I wrote a bunch about this here: https://news.ycombinator.com/item?id=27398725. If you think there's a problem with the argument there, I'd like to hear what it is. I'm not closed at all to the possibility that we're missing something and we need to do more. I just know what we've found after the last several hundred (if not thousand) requests for investigation that people have sent to us.


I think you may be underestimating 2 things, just from my previous experience.

First, unless you are using sophisticated AI and behavioral data mining practices, you are not able to spot current bot activity. It is nearly undetectable from human activity by standard systems (ip address, browser fingerprinting, JavaScript systems, etc.). I know this because I worked in a space dealing with this. Google developed the tools to catch a lot of it, but does not disclose how they work. Their success at this is also why they now control most online advertising avenues. I know HN is small, and it may not be within your budgets for such systems, but perhaps there’s someone in the space willing to lend a hand?

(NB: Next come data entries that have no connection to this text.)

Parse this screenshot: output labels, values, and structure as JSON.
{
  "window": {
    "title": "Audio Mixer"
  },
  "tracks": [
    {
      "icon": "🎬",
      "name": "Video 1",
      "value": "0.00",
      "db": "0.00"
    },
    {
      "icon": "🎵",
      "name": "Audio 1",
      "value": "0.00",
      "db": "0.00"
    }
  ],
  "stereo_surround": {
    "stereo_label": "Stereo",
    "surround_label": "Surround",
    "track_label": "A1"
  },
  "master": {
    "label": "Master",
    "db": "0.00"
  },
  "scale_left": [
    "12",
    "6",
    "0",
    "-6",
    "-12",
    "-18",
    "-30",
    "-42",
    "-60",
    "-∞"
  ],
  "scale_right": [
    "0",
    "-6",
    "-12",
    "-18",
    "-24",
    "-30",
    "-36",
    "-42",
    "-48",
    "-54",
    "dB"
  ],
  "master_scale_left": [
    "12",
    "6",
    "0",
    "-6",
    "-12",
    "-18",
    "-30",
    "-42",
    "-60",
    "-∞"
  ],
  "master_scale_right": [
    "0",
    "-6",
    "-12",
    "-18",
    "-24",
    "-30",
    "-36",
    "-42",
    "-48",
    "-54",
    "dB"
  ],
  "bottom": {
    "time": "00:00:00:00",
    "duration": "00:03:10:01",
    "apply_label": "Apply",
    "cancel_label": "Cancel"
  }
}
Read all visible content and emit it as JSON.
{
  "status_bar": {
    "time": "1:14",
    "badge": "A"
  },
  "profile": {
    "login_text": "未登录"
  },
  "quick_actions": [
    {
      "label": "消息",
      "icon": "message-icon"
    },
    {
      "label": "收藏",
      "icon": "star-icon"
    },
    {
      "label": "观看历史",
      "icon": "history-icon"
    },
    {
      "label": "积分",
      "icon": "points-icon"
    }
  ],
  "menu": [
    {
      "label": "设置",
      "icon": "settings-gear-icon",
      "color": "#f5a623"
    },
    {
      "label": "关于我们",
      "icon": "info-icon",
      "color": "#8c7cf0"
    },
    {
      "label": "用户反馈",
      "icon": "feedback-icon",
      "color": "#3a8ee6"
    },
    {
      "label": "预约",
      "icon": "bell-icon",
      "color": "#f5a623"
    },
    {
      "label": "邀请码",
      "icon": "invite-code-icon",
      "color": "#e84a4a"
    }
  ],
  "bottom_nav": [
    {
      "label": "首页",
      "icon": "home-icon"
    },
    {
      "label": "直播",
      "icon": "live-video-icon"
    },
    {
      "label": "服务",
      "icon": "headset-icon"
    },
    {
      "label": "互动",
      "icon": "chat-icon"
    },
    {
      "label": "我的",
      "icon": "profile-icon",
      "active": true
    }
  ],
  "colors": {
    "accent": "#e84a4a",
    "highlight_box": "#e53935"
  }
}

Second, a lot of this comes from non bot traffic, and regular user accounts. Even regular users on other services have admitted being paid by various “advertising agencies” to post or comment on certain topics.

And I do get that HN is not the size of Facebook or Twitter, and so the issues are not the same. However, again, HN reaches some of the brightest minds in an important field of the US economy, so it’s not exactly an unimportant target.

Anyways, if you see my comment history you’ll notice I’m extremely skeptical and science minded. I appreciate and applaud your need for hard evidence, which I can’t offer since I don’t have all the data.

I do have experience with this stuff though, and on top of that, if you’ve gotten several thousand requests for recent investigation, I wouldn’t be so quick to chalk it all up to increased divisions in society. In fact it certainly is part of it, since that’s the whole point. It’s a feedback loop.

Thanks for taking the time reading this and replying. I do appreciate it.